Reise in die Vergangenheit
Kuballa hatte sich zu einem mürrischen Eigenbrötler entwickelt. Das Jahr fünfundneunzig war das entscheidende Jahr, sozusagen das Wendejahr in seinem, wie er sagte, Schweineödeabenteuer; fast fünf Jahre wohnte er nun schon in dem ehemaligen Arbeiterbezirk, in dieser vergessenen Ecke Ostberlins.

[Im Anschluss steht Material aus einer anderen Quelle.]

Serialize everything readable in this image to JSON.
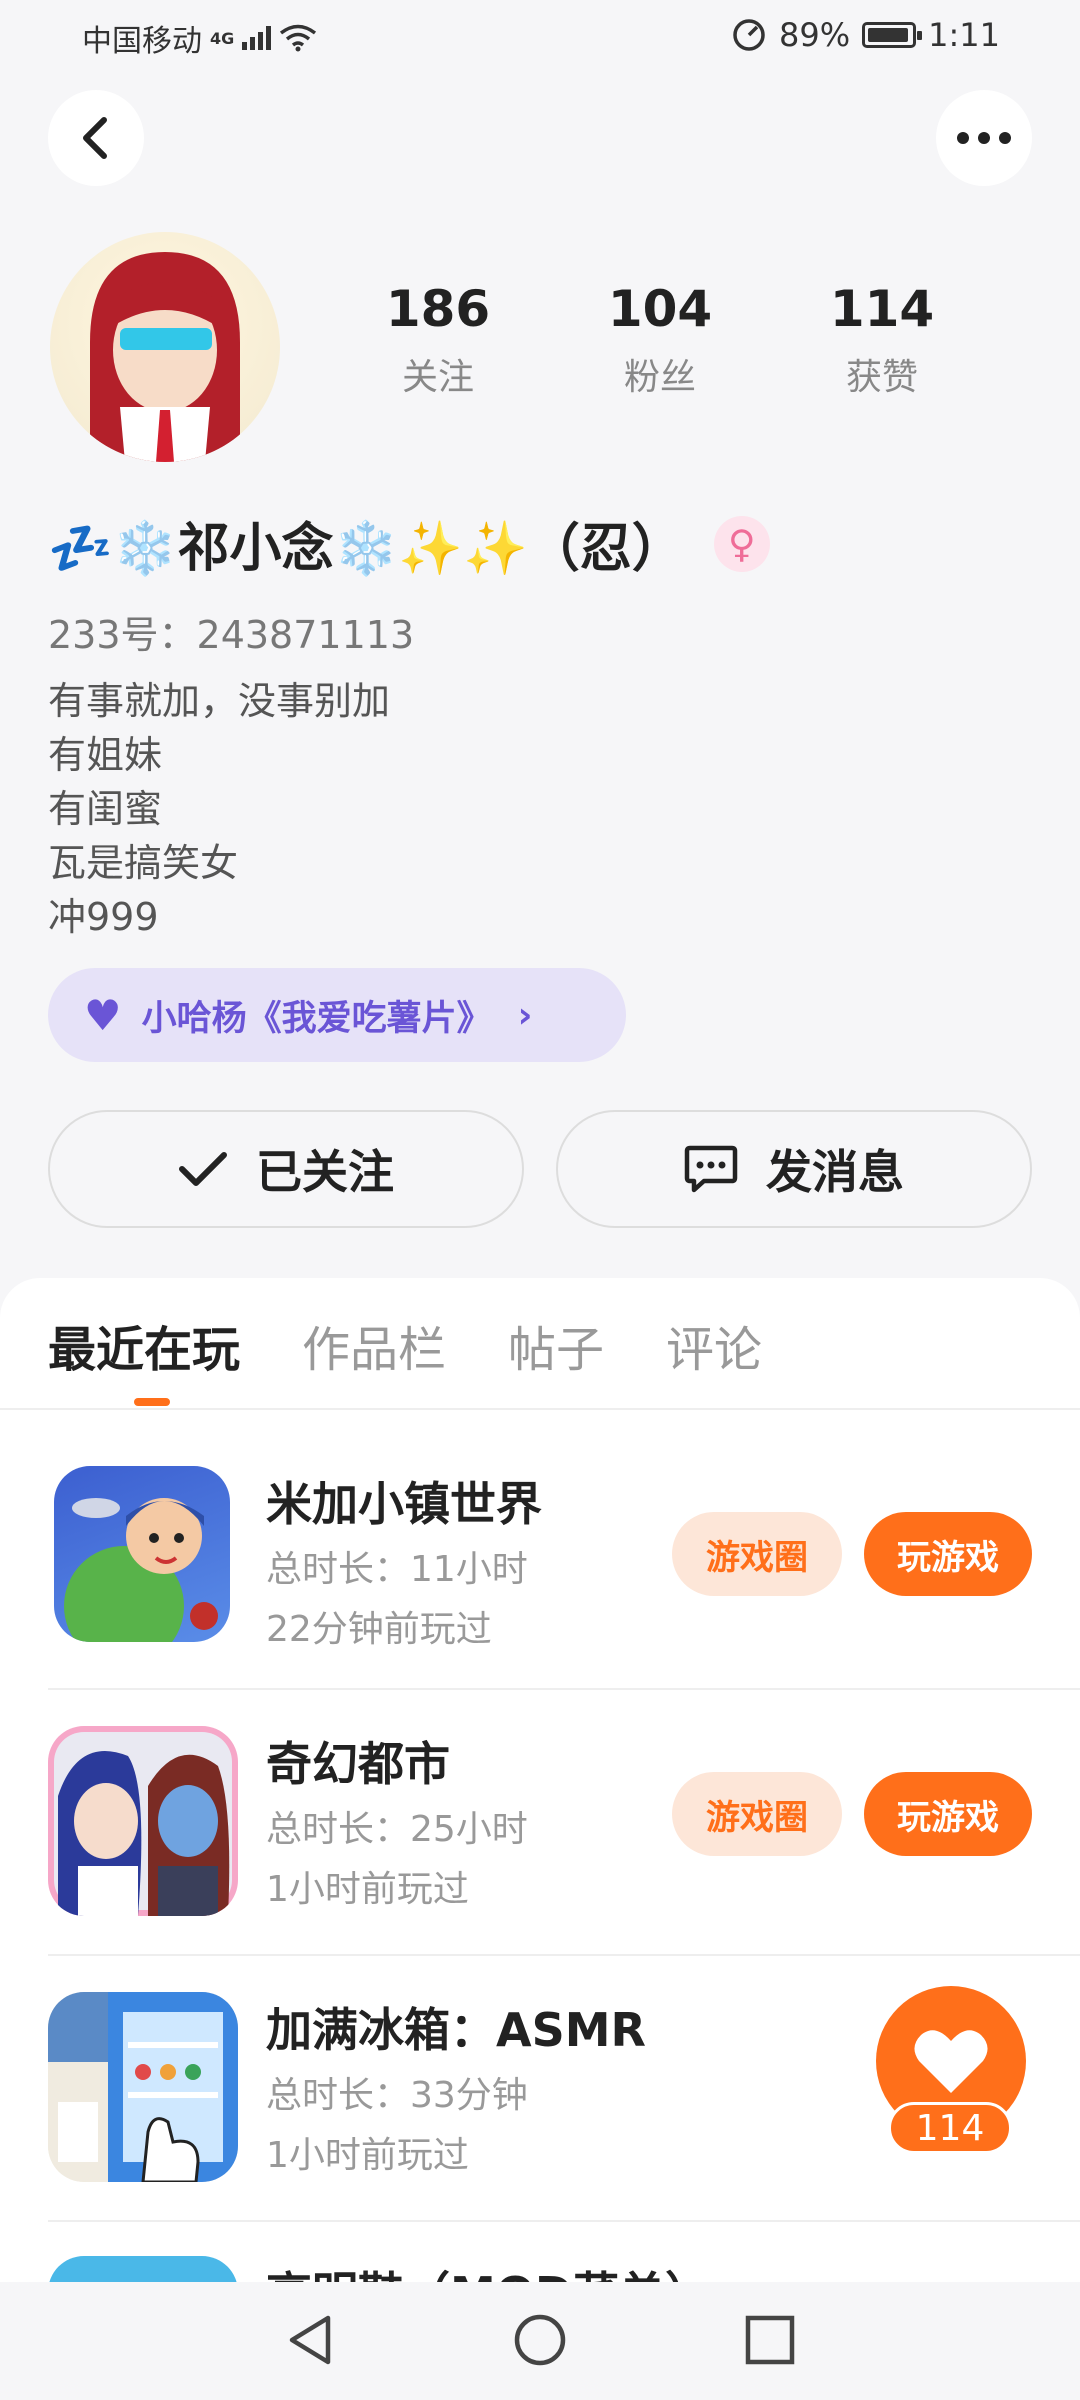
{
  "status_bar": {
    "carrier": "中国移动",
    "network": "4G",
    "battery": "89%",
    "time": "1:11"
  },
  "profile": {
    "nickname": "💤❄️祁小念❄️✨✨（忍）",
    "gender_symbol": "♀",
    "uid": "233号：243871113",
    "stats": [
      {
        "value": "186",
        "label": "关注"
      },
      {
        "value": "104",
        "label": "粉丝"
      },
      {
        "value": "114",
        "label": "获赞"
      }
    ],
    "bio_lines": [
      "有事就加，没事别加",
      "有姐妹",
      "有闺蜜",
      "瓦是搞笑女",
      "冲999"
    ],
    "pill_text": "小哈杨《我爱吃薯片》",
    "follow_label": "已关注",
    "message_label": "发消息"
  },
  "tabs": [
    "最近在玩",
    "作品栏",
    "帖子",
    "评论"
  ],
  "games": [
    {
      "name": "米加小镇世界",
      "duration": "总时长：11小时",
      "last_played": "22分钟前玩过",
      "circle_label": "游戏圈",
      "play_label": "玩游戏"
    },
    {
      "name": "奇幻都市",
      "duration": "总时长：25小时",
      "last_played": "1小时前玩过",
      "circle_label": "游戏圈",
      "play_label": "玩游戏"
    },
    {
      "name": "加满冰箱：ASMR",
      "duration": "总时长：33分钟",
      "last_played": "1小时前玩过"
    },
    {
      "name": "高明鞋（MOD菜单）"
    }
  ],
  "like_count": "114",
  "colors": {
    "accent": "#ff6f1a",
    "pill_bg": "#e6e2f8",
    "pill_text": "#6a55d6"
  }
}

Und nicht nur Kuballa hatte sich verändert, sondern auch seine Umgebung. Schöneweide verlor endgültig, wie Kuballa meinte, seinen Ostcharakter, und diesen Wandel hätte er am liebsten aufgehalten. Ich bin doch nach Schweineöde gekommen, sagte er, um den Osten zu erleben und nicht die vom Westen finanzierte Umgestaltung. Kuballa hielt die Veränderungen in Schöneweide für eine Strafe der späten Geburt, und als seine Eltern von Kuballas merkwürdigem Konservatismus erfuhren, meckerten sie über seine morbide Einstellung zum Leben und sagten, daß er nicht mehr ganz normal sei.
Kuballa registrierte jede Kleinigkeit, die sich in Schöneweide veränderte. Und je weniger der Ort nach Osten aussah, desto intensiver vergrub sich Kuballa in eine Geisterwelt, in der es zuging, als sei die Berliner Mauer nie abgerissen worden; er versank in die Welt der realsozialistischen Staatssicherheitsspionage. Er wollte herausbekommen, wie dieses Überwachungssystem funktioniert hatte. Und er glaubte, er könne seinem Ziel nur näher kommen, wenn er sich mit dem Gegenstand seiner Begierde restlos identifizierte.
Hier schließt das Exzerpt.